Jakarta -
Sejumlah anggota DPR menyoroti putusan Mahkamah Konstitusi (MK) yang memisahkan pemilu nasional dengan pilkada. Reaksi para legislator tersebut dinilai sebagai gambaran putusan MK merugikan mereka.
Hal ini disampaikan oleh Direktur Parameter Politik Indonesia Adi Prayitno. Ia awalnya menilai para politisi di DPR RI memang menyimpan rasa kesal kepada MK.
"Sejumlah politisi Senayan sepertinya sebal dengan MK yang sangat powerful dalam memutus judicial review sejumlah UU. Wajar jika putusan MK kerap dituding offside, melampaui kewenangan, inkonstitusional dan lainnya. Bahkan terlihat politisi Senayan itu sepertinya cemburu dengan MK karena UU yang dibuat DPR dan pemerintah suka dimentahkan oleh MK," kata Adi saat dihubungi, Minggu (6/7/2025).
SCROLL TO CONTINUE WITH CONTENT
Selain itu, Adi menyebut putusan MK soal pemilu dianggap jlimet oleh para legislator. Kemudian, putusan MK kali ini juga dianggap merugikan.
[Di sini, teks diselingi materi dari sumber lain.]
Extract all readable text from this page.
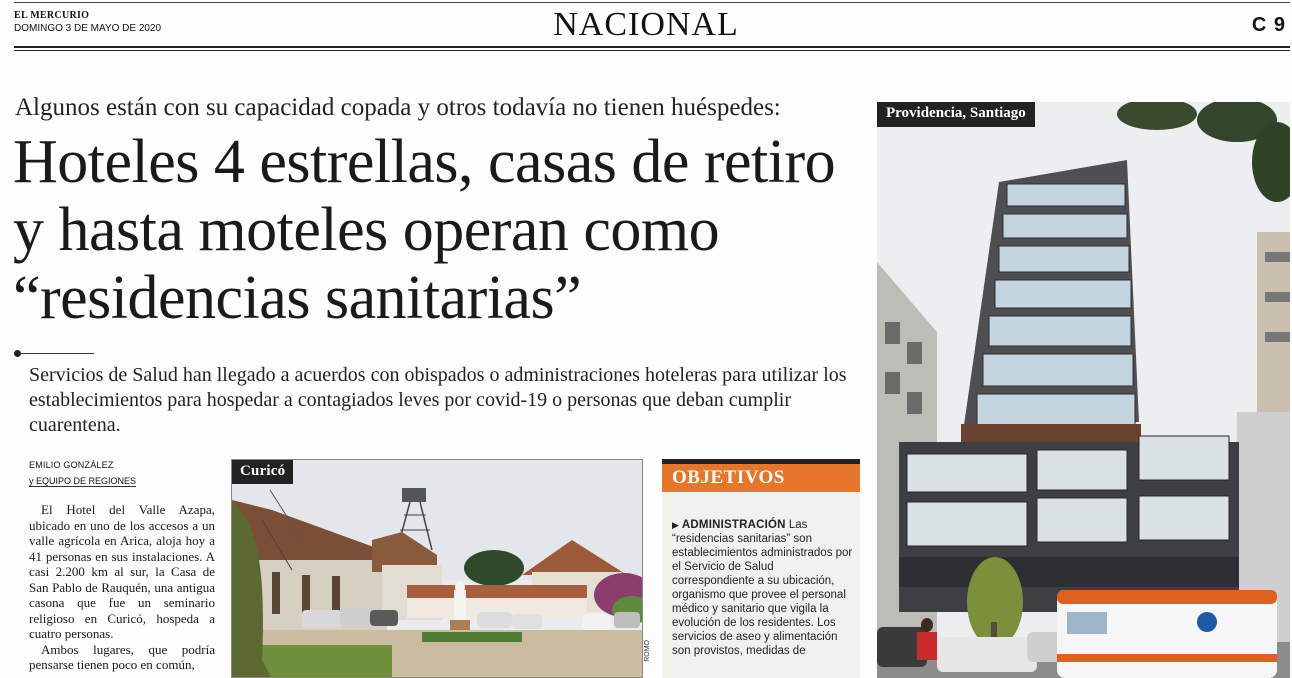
EL MERCURIO
DOMINGO 3 DE MAYO DE 2020	NACIONAL	C 9
Algunos están con su capacidad copada y otros todavía no tienen huéspedes:
Hoteles 4 estrellas, casas de retiro y hasta moteles operan como “residencias sanitarias”
Servicios de Salud han llegado a acuerdos con obispados o administraciones hoteleras para utilizar los establecimientos para hospedar a contagiados leves por covid-19 o personas que deban cumplir cuarentena.
EMILIO GONZÁLEZ
y EQUIPO DE REGIONES

El Hotel del Valle Azapa, ubicado en uno de los accesos a un valle agrícola en Arica, aloja hoy a 41 personas en sus instalaciones. A casi 2.200 km al sur, la Casa de San Pablo de Rauquén, una antigua casona que fue un seminario religioso en Curicó, hospeda a cuatro personas.

Ambos lugares, que podría pensarse tienen poco en común,

Curicó
ROMO
OBJETIVOS
▶ ADMINISTRACIÓN Las “residencias sanitarias” son establecimientos administrados por el Servicio de Salud correspondiente a su ubicación, organismo que provee el personal médico y sanitario que vigila la evolución de los residentes. Los servicios de aseo y alimentación son provistos, medidas de
Providencia, Santiago
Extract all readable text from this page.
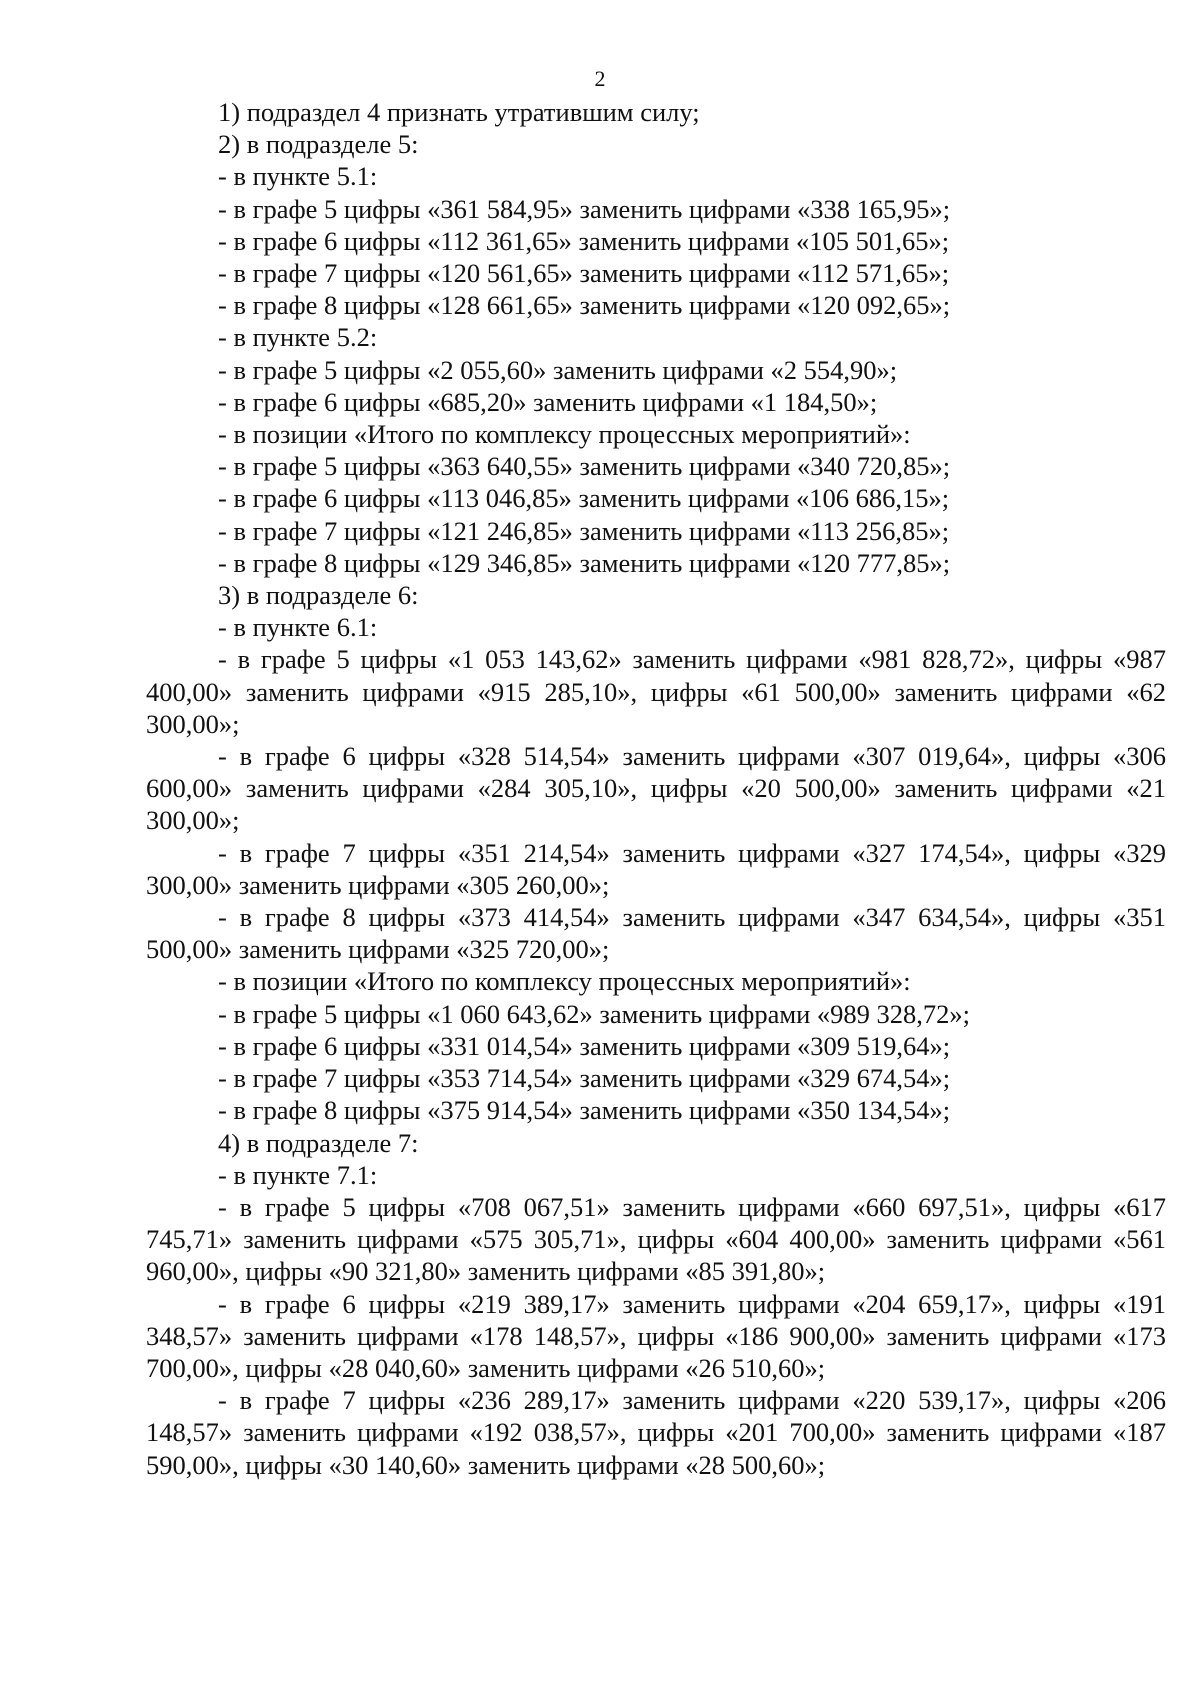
2
1) подраздел 4 признать утратившим силу;
2) в подразделе 5:
- в пункте 5.1:
- в графе 5 цифры «361 584,95» заменить цифрами «338 165,95»;
- в графе 6 цифры «112 361,65» заменить цифрами «105 501,65»;
- в графе 7 цифры «120 561,65» заменить цифрами «112 571,65»;
- в графе 8 цифры «128 661,65» заменить цифрами «120 092,65»;
- в пункте 5.2:
- в графе 5 цифры «2 055,60» заменить цифрами «2 554,90»;
- в графе 6 цифры «685,20» заменить цифрами «1 184,50»;
- в позиции «Итого по комплексу процессных мероприятий»:
- в графе 5 цифры «363 640,55» заменить цифрами «340 720,85»;
- в графе 6 цифры «113 046,85» заменить цифрами «106 686,15»;
- в графе 7 цифры «121 246,85» заменить цифрами «113 256,85»;
- в графе 8 цифры «129 346,85» заменить цифрами «120 777,85»;
3) в подразделе 6:
- в пункте 6.1:
- в графе 5 цифры «1 053 143,62» заменить цифрами «981 828,72», цифры «987 400,00» заменить цифрами «915 285,10», цифры «61 500,00» заменить цифрами «62 300,00»;
- в графе 6 цифры «328 514,54» заменить цифрами «307 019,64», цифры «306 600,00» заменить цифрами «284 305,10», цифры «20 500,00» заменить цифрами «21 300,00»;
- в графе 7 цифры «351 214,54» заменить цифрами «327 174,54», цифры «329 300,00» заменить цифрами «305 260,00»;
- в графе 8 цифры «373 414,54» заменить цифрами «347 634,54», цифры «351 500,00» заменить цифрами «325 720,00»;
- в позиции «Итого по комплексу процессных мероприятий»:
- в графе 5 цифры «1 060 643,62» заменить цифрами «989 328,72»;
- в графе 6 цифры «331 014,54» заменить цифрами «309 519,64»;
- в графе 7 цифры «353 714,54» заменить цифрами «329 674,54»;
- в графе 8 цифры «375 914,54» заменить цифрами «350 134,54»;
4) в подразделе 7:
- в пункте 7.1:
- в графе 5 цифры «708 067,51» заменить цифрами «660 697,51», цифры «617 745,71» заменить цифрами «575 305,71», цифры «604 400,00» заменить цифрами «561 960,00», цифры «90 321,80» заменить цифрами «85 391,80»;
- в графе 6 цифры «219 389,17» заменить цифрами «204 659,17», цифры «191 348,57» заменить цифрами «178 148,57», цифры «186 900,00» заменить цифрами «173 700,00», цифры «28 040,60» заменить цифрами «26 510,60»;
- в графе 7 цифры «236 289,17» заменить цифрами «220 539,17», цифры «206 148,57» заменить цифрами «192 038,57», цифры «201 700,00» заменить цифрами «187 590,00», цифры «30 140,60» заменить цифрами «28 500,60»;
"Putusan MK sepertinya bikin jlimet politisi Senayan dan dalam banyak hal merugikan mereka," tutur dia.
"Jlimet karena begitu banyak UU yang terdampak dari putusan MK itu yang mesti direvisi, seperti UU Pemilu, UU Pilkada, UU MD3, dan UU Pemerintahan Daerah. Belum selesai follow up terkait dengan putusan MK terkait penghapusan ambang batas pencalonan presiden, kini muncul putusan baru yang mengharuskan revisi banyak UU," lanjut dia.
Lebih jauh, ia menilai para anggota DPR juga kerap tebang pilih terhadap putusan MK. Ia menyinggung putusan MK nomor 90 terkait syarat minimal usia maju capres-cawapres.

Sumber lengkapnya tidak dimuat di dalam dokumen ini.